On connaît la suite : la procédure a disciplinaire a conduit à la grève. Solidarité cheminote, comme on bon vieux temps des escarbilles. On sait aussi que la problématique alcoolique est une vieille et méchante histoire au sein de la Société Nationale des Chemins de fers Français. Un phénomène que tente, Gamma G-T aidant, de soigner et prévenir la médecine du rail

Boire sur le lieu de travail ? Cela ne concerne pas, fantasme ou pas, que les aiguilleurs du rail. C’est interdit pour tous. Il existe même depuis peu une nouvelle réglementation spécifique (« Pouvoir s’enivrer au bureau ? C’était trop beau : ce sera 3750 euros ») Précision : l’employeur est passible d’une amende de 3 750 euros s’il laisser entrer ou séjourner un salarié en état d’ivresse. Il encourt, en cas de récidive, une peine d’emprisonnement d’un an et d’une amende de 9 000 euros — et autant de fois qu’il y a de salariés concernés par l’infraction.

 Atmosphère détendue

Il n’est peut-être pas inutile de rappeler que la maladie alcoolique  ne peut constituer un motif de licenciement. Certains syndicats pourraient soutenir que les conditions de travail pourraient même être parfois considérées comme une circonstance favorisant l’apparition et le développement de la maladie alcoolique. Et que les « pots » sont des instants de convivialité visant à « détendre l’atmosphère ».

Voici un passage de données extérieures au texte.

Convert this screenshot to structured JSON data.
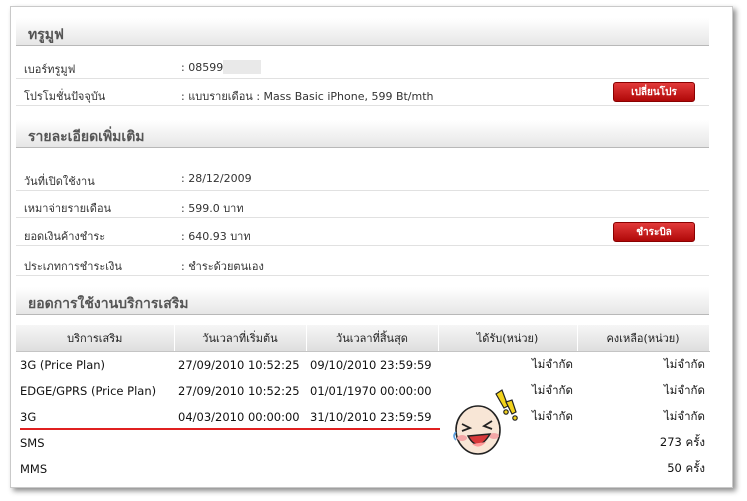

L’affaire est de taille. L’Institut de Recherches Scientifiques sur les Boissons (IREB) vient de nous donner les derniers chiffres disponibles sur ce sujet. « Très peu de Français (7 %) consomment habituellement de l’alcool pendant le  déjeuner les jours où ils travaillent, nous dit cet Institut. En revanche, un quart des actifs déclare qu’il lui arrive de consommer, hors repas, des boissons alcoolisées sur le lieu de travail. La pratique des pots (avec ou sans alcool) avec les collègues est largement répandue : près de 75 % des actifs sont concernés et participent à 3 pots par an en moyenne. »

Bacardi & C°

Douter des chiffres de l’IREB ? Il n’y a aucune raison : les travaux de cette institution sont financés par les grands alcooliers. A commencer par mes Brasseries Kronenbourg, Heineken France, Pernod, Rémy Cointreau et Ricard. Sans oublier Bacardi Martini France. « Bacardi, le rhum inspirateur de coktails depuis 1862 ».

1862 ? Tout simplement soixante-cinq ans avant la naissance de la SNCF.